The legislature, according to the state constitution, has an August 30 deadline to put together a new budget before the appropriations for fiscal year 2020 are exhausted. The fiscal year ends on June 30.

According to the state constitution and legislative rules, the only requirements on the session are that the state capitol be open to the public and that a session can last up to 125 day (post-election years) and 90 days in other years, unless extended by a resolution approved by both chambers. The governor also has the power to call a special session and set a limited agenda for that session. 

Before the legislature left the capitol, there were no appropriations bills filed for state agencies, which is the final step in the budgetary process. This isn’t unusual considering that the session’s adjournment for sine die (which means with no appointed date for resumption) was still a month and a half away.
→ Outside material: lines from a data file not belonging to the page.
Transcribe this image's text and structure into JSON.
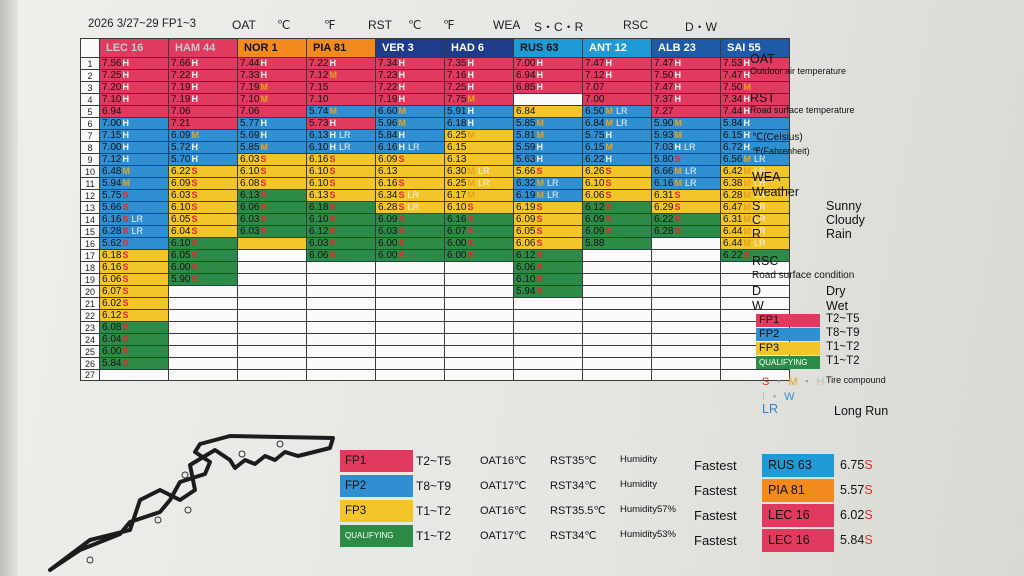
{
  "header": {
    "event": "2026 3/27~29 FP1~3",
    "oat": "OAT",
    "celsius": "℃",
    "fahrenheit": "℉",
    "rst": "RST",
    "wea": "WEA",
    "scr": "S・C・R",
    "rsc": "RSC",
    "dw": "D・W"
  },
  "colors": {
    "fp1": "#e03a5e",
    "fp2": "#2f8fd0",
    "fp3": "#f2c62b",
    "q": "#2e8b47",
    "white": "#fafafa",
    "m": "#e8a21a",
    "h": "#f4f4f4",
    "s": "#d9302a",
    "lr": "#f0f0f0"
  },
  "columns": [
    {
      "label": "LEC 16",
      "color": "#e03a5e",
      "fg": "#c9c9c9"
    },
    {
      "label": "HAM 44",
      "color": "#e03a5e",
      "fg": "#c9c9c9"
    },
    {
      "label": "NOR 1",
      "color": "#f28a1e",
      "fg": "#111111"
    },
    {
      "label": "PIA 81",
      "color": "#f28a1e",
      "fg": "#111111"
    },
    {
      "label": "VER 3",
      "color": "#1f3c8c",
      "fg": "#ffffff"
    },
    {
      "label": "HAD 6",
      "color": "#1f3c8c",
      "fg": "#ffffff"
    },
    {
      "label": "RUS 63",
      "color": "#1e9bd6",
      "fg": "#111111"
    },
    {
      "label": "ANT 12",
      "color": "#1e9bd6",
      "fg": "#ffffff"
    },
    {
      "label": "ALB 23",
      "color": "#1e5aa8",
      "fg": "#ffffff"
    },
    {
      "label": "SAI 55",
      "color": "#1e5aa8",
      "fg": "#ffffff"
    }
  ],
  "rows": [
    [
      [
        "fp1",
        "7.56",
        "H"
      ],
      [
        "fp1",
        "7.66",
        "H"
      ],
      [
        "fp1",
        "7.44",
        "H"
      ],
      [
        "fp1",
        "7.22",
        "H"
      ],
      [
        "fp1",
        "7.34",
        "H"
      ],
      [
        "fp1",
        "7.35",
        "H"
      ],
      [
        "fp1",
        "7.00",
        "H"
      ],
      [
        "fp1",
        "7.47",
        "H"
      ],
      [
        "fp1",
        "7.47",
        "H"
      ],
      [
        "fp1",
        "7.53",
        "H"
      ]
    ],
    [
      [
        "fp1",
        "7.25",
        "H"
      ],
      [
        "fp1",
        "7.22",
        "H"
      ],
      [
        "fp1",
        "7.33",
        "H"
      ],
      [
        "fp1",
        "7.12",
        "M"
      ],
      [
        "fp1",
        "7.23",
        "H"
      ],
      [
        "fp1",
        "7.16",
        "H"
      ],
      [
        "fp1",
        "6.94",
        "H"
      ],
      [
        "fp1",
        "7.12",
        "H"
      ],
      [
        "fp1",
        "7.50",
        "H"
      ],
      [
        "fp1",
        "7.47",
        "H"
      ]
    ],
    [
      [
        "fp1",
        "7.20",
        "H"
      ],
      [
        "fp1",
        "7.19",
        "H"
      ],
      [
        "fp1",
        "7.19",
        "M"
      ],
      [
        "fp1",
        "7.15",
        ""
      ],
      [
        "fp1",
        "7.22",
        "H"
      ],
      [
        "fp1",
        "7.25",
        "H"
      ],
      [
        "fp1",
        "6.85",
        "H"
      ],
      [
        "fp1",
        "7.07",
        ""
      ],
      [
        "fp1",
        "7.47",
        "H"
      ],
      [
        "fp1",
        "7.50",
        "M"
      ]
    ],
    [
      [
        "fp1",
        "7.10",
        "H"
      ],
      [
        "fp1",
        "7.19",
        "H"
      ],
      [
        "fp1",
        "7.10",
        "M"
      ],
      [
        "fp1",
        "7.10",
        ""
      ],
      [
        "fp1",
        "7.19",
        "H"
      ],
      [
        "fp1",
        "7.75",
        "M"
      ],
      [
        "white",
        "",
        ""
      ],
      [
        "fp1",
        "7.00",
        ""
      ],
      [
        "fp1",
        "7.37",
        "H"
      ],
      [
        "fp1",
        "7.34",
        "H"
      ]
    ],
    [
      [
        "fp1",
        "6.94",
        ""
      ],
      [
        "fp1",
        "7.06",
        ""
      ],
      [
        "fp1",
        "7.06",
        ""
      ],
      [
        "fp2",
        "5.74",
        "M"
      ],
      [
        "fp2",
        "6.60",
        "M"
      ],
      [
        "fp2",
        "5.91",
        "H"
      ],
      [
        "fp3",
        "6.84",
        ""
      ],
      [
        "fp2",
        "6.50",
        "M LR"
      ],
      [
        "fp1",
        "7.27",
        ""
      ],
      [
        "fp1",
        "7.44",
        "H"
      ]
    ],
    [
      [
        "fp2",
        "7.00",
        "H"
      ],
      [
        "fp1",
        "7.21",
        ""
      ],
      [
        "fp2",
        "5.77",
        "H"
      ],
      [
        "fp1",
        "5.73",
        "H"
      ],
      [
        "fp2",
        "5.96",
        "M"
      ],
      [
        "fp2",
        "6.18",
        "H"
      ],
      [
        "fp2",
        "5.85",
        "M"
      ],
      [
        "fp2",
        "6.84",
        "M LR"
      ],
      [
        "fp2",
        "5.90",
        "M"
      ],
      [
        "fp2",
        "5.84",
        "H"
      ]
    ],
    [
      [
        "fp2",
        "7.15",
        "H"
      ],
      [
        "fp2",
        "6.09",
        "M"
      ],
      [
        "fp2",
        "5.69",
        "H"
      ],
      [
        "fp2",
        "6.13",
        "H LR"
      ],
      [
        "fp2",
        "5.84",
        "H"
      ],
      [
        "fp3",
        "6.25",
        "M"
      ],
      [
        "fp2",
        "5.81",
        "M"
      ],
      [
        "fp2",
        "5.75",
        "H"
      ],
      [
        "fp2",
        "5.93",
        "M"
      ],
      [
        "fp2",
        "6.15",
        "H"
      ]
    ],
    [
      [
        "fp2",
        "7.00",
        "H"
      ],
      [
        "fp2",
        "5.72",
        "H"
      ],
      [
        "fp2",
        "5.85",
        "M"
      ],
      [
        "fp2",
        "6.10",
        "H LR"
      ],
      [
        "fp2",
        "6.16",
        "H LR"
      ],
      [
        "fp3",
        "6.15",
        ""
      ],
      [
        "fp2",
        "5.59",
        "H"
      ],
      [
        "fp2",
        "6.15",
        "M"
      ],
      [
        "fp2",
        "7.03",
        "H LR"
      ],
      [
        "fp2",
        "6.72",
        "H"
      ]
    ],
    [
      [
        "fp2",
        "7.12",
        "H"
      ],
      [
        "fp2",
        "5.70",
        "H"
      ],
      [
        "fp3",
        "6.03",
        "S"
      ],
      [
        "fp3",
        "6.16",
        "S"
      ],
      [
        "fp3",
        "6.09",
        "S"
      ],
      [
        "fp3",
        "6.13",
        ""
      ],
      [
        "fp2",
        "5.63",
        "H"
      ],
      [
        "fp2",
        "6.22",
        "H"
      ],
      [
        "fp2",
        "5.80",
        "S"
      ],
      [
        "fp2",
        "6.56",
        "M LR"
      ]
    ],
    [
      [
        "fp2",
        "6.48",
        "M"
      ],
      [
        "fp3",
        "6.22",
        "S"
      ],
      [
        "fp3",
        "6.10",
        "S"
      ],
      [
        "fp3",
        "6.10",
        "S"
      ],
      [
        "fp3",
        "6.13",
        ""
      ],
      [
        "fp3",
        "6.30",
        "M LR"
      ],
      [
        "fp3",
        "5.66",
        "S"
      ],
      [
        "fp3",
        "6.26",
        "S"
      ],
      [
        "fp2",
        "6.66",
        "M LR"
      ],
      [
        "fp3",
        "6.42",
        "M LR"
      ]
    ],
    [
      [
        "fp2",
        "5.94",
        "M"
      ],
      [
        "fp3",
        "6.09",
        "S"
      ],
      [
        "fp3",
        "6.08",
        "S"
      ],
      [
        "fp3",
        "6.10",
        "S"
      ],
      [
        "fp3",
        "6.16",
        "S"
      ],
      [
        "fp3",
        "6.25",
        "M LR"
      ],
      [
        "fp2",
        "6.32",
        "M LR"
      ],
      [
        "fp3",
        "6.10",
        "S"
      ],
      [
        "fp2",
        "6.16",
        "M LR"
      ],
      [
        "fp3",
        "6.38",
        "M LR"
      ]
    ],
    [
      [
        "fp2",
        "5.75",
        "S"
      ],
      [
        "fp3",
        "6.03",
        "S"
      ],
      [
        "q",
        "6.13",
        "S"
      ],
      [
        "fp3",
        "6.13",
        "S"
      ],
      [
        "fp3",
        "6.34",
        "S LR"
      ],
      [
        "fp3",
        "6.17",
        "M"
      ],
      [
        "fp2",
        "6.19",
        "M LR"
      ],
      [
        "fp3",
        "6.06",
        "S"
      ],
      [
        "fp3",
        "6.31",
        "S"
      ],
      [
        "fp3",
        "6.28",
        "M LR"
      ]
    ],
    [
      [
        "fp2",
        "5.66",
        "S"
      ],
      [
        "fp3",
        "6.10",
        "S"
      ],
      [
        "q",
        "6.06",
        "S"
      ],
      [
        "q",
        "6.18",
        "S"
      ],
      [
        "fp3",
        "6.28",
        "S LR"
      ],
      [
        "fp3",
        "6.10",
        "S"
      ],
      [
        "fp3",
        "6.19",
        "S"
      ],
      [
        "q",
        "6.12",
        "S"
      ],
      [
        "fp3",
        "6.29",
        "S"
      ],
      [
        "fp3",
        "6.47",
        "M LR"
      ]
    ],
    [
      [
        "fp2",
        "6.16",
        "S LR"
      ],
      [
        "fp3",
        "6.05",
        "S"
      ],
      [
        "q",
        "6.03",
        "S"
      ],
      [
        "q",
        "6.10",
        "S"
      ],
      [
        "q",
        "6.09",
        "S"
      ],
      [
        "q",
        "6.16",
        "S"
      ],
      [
        "fp3",
        "6.09",
        "S"
      ],
      [
        "q",
        "6.09",
        "S"
      ],
      [
        "q",
        "6.22",
        "S"
      ],
      [
        "fp3",
        "6.31",
        "M LR"
      ]
    ],
    [
      [
        "fp2",
        "6.28",
        "S LR"
      ],
      [
        "fp3",
        "6.04",
        "S"
      ],
      [
        "q",
        "6.03",
        "S"
      ],
      [
        "q",
        "6.12",
        "S"
      ],
      [
        "q",
        "6.03",
        "S"
      ],
      [
        "q",
        "6.07",
        "S"
      ],
      [
        "fp3",
        "6.05",
        "S"
      ],
      [
        "q",
        "6.09",
        "S"
      ],
      [
        "q",
        "6.28",
        "S"
      ],
      [
        "fp3",
        "6.44",
        "M LR"
      ]
    ],
    [
      [
        "fp2",
        "5.62",
        "S"
      ],
      [
        "q",
        "6.10",
        "S"
      ],
      [
        "fp3",
        "",
        ""
      ],
      [
        "q",
        "6.03",
        "S"
      ],
      [
        "q",
        "6.00",
        "S"
      ],
      [
        "q",
        "6.00",
        "S"
      ],
      [
        "fp3",
        "6.06",
        "S"
      ],
      [
        "q",
        "5.88",
        ""
      ],
      [
        "white",
        "",
        ""
      ],
      [
        "fp3",
        "6.44",
        "M LR"
      ]
    ],
    [
      [
        "fp3",
        "6.18",
        "S"
      ],
      [
        "q",
        "6.05",
        "S"
      ],
      [
        "white",
        "",
        ""
      ],
      [
        "q",
        "6.06",
        "S"
      ],
      [
        "q",
        "6.00",
        "S"
      ],
      [
        "q",
        "6.00",
        "S"
      ],
      [
        "q",
        "6.12",
        "S"
      ],
      [
        "white",
        "",
        ""
      ],
      [
        "white",
        "",
        ""
      ],
      [
        "q",
        "6.22",
        "S"
      ]
    ],
    [
      [
        "fp3",
        "6.16",
        "S"
      ],
      [
        "q",
        "6.00",
        "S"
      ],
      [
        "white",
        "",
        ""
      ],
      [
        "white",
        "",
        ""
      ],
      [
        "white",
        "",
        ""
      ],
      [
        "white",
        "",
        ""
      ],
      [
        "q",
        "6.06",
        "S"
      ],
      [
        "white",
        "",
        ""
      ],
      [
        "white",
        "",
        ""
      ],
      [
        "white",
        "",
        ""
      ]
    ],
    [
      [
        "fp3",
        "6.06",
        "S"
      ],
      [
        "q",
        "5.90",
        "S"
      ],
      [
        "white",
        "",
        ""
      ],
      [
        "white",
        "",
        ""
      ],
      [
        "white",
        "",
        ""
      ],
      [
        "white",
        "",
        ""
      ],
      [
        "q",
        "6.10",
        "S"
      ],
      [
        "white",
        "",
        ""
      ],
      [
        "white",
        "",
        ""
      ],
      [
        "white",
        "",
        ""
      ]
    ],
    [
      [
        "fp3",
        "6.07",
        "S"
      ],
      [
        "white",
        "",
        ""
      ],
      [
        "white",
        "",
        ""
      ],
      [
        "white",
        "",
        ""
      ],
      [
        "white",
        "",
        ""
      ],
      [
        "white",
        "",
        ""
      ],
      [
        "q",
        "5.94",
        "S"
      ],
      [
        "white",
        "",
        ""
      ],
      [
        "white",
        "",
        ""
      ],
      [
        "white",
        "",
        ""
      ]
    ],
    [
      [
        "fp3",
        "6.02",
        "S"
      ],
      [
        "white",
        "",
        ""
      ],
      [
        "white",
        "",
        ""
      ],
      [
        "white",
        "",
        ""
      ],
      [
        "white",
        "",
        ""
      ],
      [
        "white",
        "",
        ""
      ],
      [
        "white",
        "",
        ""
      ],
      [
        "white",
        "",
        ""
      ],
      [
        "white",
        "",
        ""
      ],
      [
        "white",
        "",
        ""
      ]
    ],
    [
      [
        "fp3",
        "6.12",
        "S"
      ],
      [
        "white",
        "",
        ""
      ],
      [
        "white",
        "",
        ""
      ],
      [
        "white",
        "",
        ""
      ],
      [
        "white",
        "",
        ""
      ],
      [
        "white",
        "",
        ""
      ],
      [
        "white",
        "",
        ""
      ],
      [
        "white",
        "",
        ""
      ],
      [
        "white",
        "",
        ""
      ],
      [
        "white",
        "",
        ""
      ]
    ],
    [
      [
        "q",
        "6.08",
        "S"
      ],
      [
        "white",
        "",
        ""
      ],
      [
        "white",
        "",
        ""
      ],
      [
        "white",
        "",
        ""
      ],
      [
        "white",
        "",
        ""
      ],
      [
        "white",
        "",
        ""
      ],
      [
        "white",
        "",
        ""
      ],
      [
        "white",
        "",
        ""
      ],
      [
        "white",
        "",
        ""
      ],
      [
        "white",
        "",
        ""
      ]
    ],
    [
      [
        "q",
        "6.04",
        "S"
      ],
      [
        "white",
        "",
        ""
      ],
      [
        "white",
        "",
        ""
      ],
      [
        "white",
        "",
        ""
      ],
      [
        "white",
        "",
        ""
      ],
      [
        "white",
        "",
        ""
      ],
      [
        "white",
        "",
        ""
      ],
      [
        "white",
        "",
        ""
      ],
      [
        "white",
        "",
        ""
      ],
      [
        "white",
        "",
        ""
      ]
    ],
    [
      [
        "q",
        "6.00",
        "S"
      ],
      [
        "white",
        "",
        ""
      ],
      [
        "white",
        "",
        ""
      ],
      [
        "white",
        "",
        ""
      ],
      [
        "white",
        "",
        ""
      ],
      [
        "white",
        "",
        ""
      ],
      [
        "white",
        "",
        ""
      ],
      [
        "white",
        "",
        ""
      ],
      [
        "white",
        "",
        ""
      ],
      [
        "white",
        "",
        ""
      ]
    ],
    [
      [
        "q",
        "5.84",
        "S"
      ],
      [
        "white",
        "",
        ""
      ],
      [
        "white",
        "",
        ""
      ],
      [
        "white",
        "",
        ""
      ],
      [
        "white",
        "",
        ""
      ],
      [
        "white",
        "",
        ""
      ],
      [
        "white",
        "",
        ""
      ],
      [
        "white",
        "",
        ""
      ],
      [
        "white",
        "",
        ""
      ],
      [
        "white",
        "",
        ""
      ]
    ],
    [
      [
        "white",
        "",
        ""
      ],
      [
        "white",
        "",
        ""
      ],
      [
        "white",
        "",
        ""
      ],
      [
        "white",
        "",
        ""
      ],
      [
        "white",
        "",
        ""
      ],
      [
        "white",
        "",
        ""
      ],
      [
        "white",
        "",
        ""
      ],
      [
        "white",
        "",
        ""
      ],
      [
        "white",
        "",
        ""
      ],
      [
        "white",
        "",
        ""
      ]
    ]
  ],
  "legend": {
    "oat": "OAT",
    "oat_desc": "Outdoor air temperature",
    "rst": "RST",
    "rst_desc": "Road surface temperature",
    "c": "℃(Celsius)",
    "f": "℉(Fahrenheit)",
    "wea": "WEA",
    "weather": "Weather",
    "s": "S",
    "sunny": "Sunny",
    "c2": "C",
    "cloudy": "Cloudy",
    "r": "R",
    "rain": "Rain",
    "rsc": "RSC",
    "rsc_desc": "Road surface condition",
    "d": "D",
    "dry": "Dry",
    "w": "W",
    "wet": "Wet",
    "fp1": "FP1",
    "fp1_t": "T2~T5",
    "fp2": "FP2",
    "fp2_t": "T8~T9",
    "fp3": "FP3",
    "fp3_t": "T1~T2",
    "q": "QUALIFYING",
    "q_t": "T1~T2",
    "compound_s": "S",
    "compound_m": "M",
    "compound_h": "H",
    "dot": "・",
    "compound_i": "I",
    "compound_w": "W",
    "compound_desc": "Tire compound",
    "lr": "LR",
    "lr_desc": "Long Run"
  },
  "sessions": [
    {
      "name": "FP1",
      "key": "fp1",
      "t": "T2~T5",
      "oat": "OAT16℃",
      "rst": "RST35℃",
      "hum": "Humidity"
    },
    {
      "name": "FP2",
      "key": "fp2",
      "t": "T8~T9",
      "oat": "OAT17℃",
      "rst": "RST34℃",
      "hum": "Humidity"
    },
    {
      "name": "FP3",
      "key": "fp3",
      "t": "T1~T2",
      "oat": "OAT16℃",
      "rst": "RST35.5℃",
      "hum": "Humidity57%"
    },
    {
      "name": "QUALIFYING",
      "key": "q",
      "t": "T1~T2",
      "oat": "OAT17℃",
      "rst": "RST34℃",
      "hum": "Humidity53%"
    }
  ],
  "fastest": [
    {
      "label": "Fastest",
      "driver": "RUS 63",
      "time": "6.75",
      "cmp": "S",
      "bg": "#1e9bd6",
      "fg": "#111111"
    },
    {
      "label": "Fastest",
      "driver": "PIA 81",
      "time": "5.57",
      "cmp": "S",
      "bg": "#f28a1e",
      "fg": "#111111"
    },
    {
      "label": "Fastest",
      "driver": "LEC 16",
      "time": "6.02",
      "cmp": "S",
      "bg": "#e03a5e",
      "fg": "#111111"
    },
    {
      "label": "Fastest",
      "driver": "LEC 16",
      "time": "5.84",
      "cmp": "S",
      "bg": "#e03a5e",
      "fg": "#111111"
    }
  ]
}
One critical obligation is a budget or, in the least, a continuing resolution that allows funding to critical agencies to continue at what would likely be the same level as last year’s appropriations. In section 64 of the state constitution, appropriations run out two months after the end of the fiscal year. Normally, appropriations bills take effect on July 1 and supersede the previous appropriation before the deadline.

If the legislature decides to just hold appropriations at this year’s level, that would add up to $5.75 billion in general fund spending. Of course, we don’t know the effects of the coronavirus pandemic on state revenues. 

The way the budgetary process works in Mississippi is that agencies provide the Legislative Budget Office with their funding requests in August. The LBO, which is composed of members from both chambers, conducts hearings in September to hear from agency heads on their budgetary needs. The LBO then drafts a budget in November that provides a blueprint for the appropriations bills. The governor’s staff also drafts a budget during the same time that gives the legislature a sense of their budgetary priorities.

The appropriations bills are the primary task for legislators in the final month, along with finishing up work on general bills. The final weeks of the session are spent in conference committees as the two chambers attempt to compromise on appropriation and general bills.

If legislators are able to return to the capitol by April 1, the date for them to adjourn sine die under House Concurrent Resolution 65 would be June 9. If the legislature hasn’t returned, completed its business, and adjourned sine die by June 9, the final day of the session could be pushed back to July 9.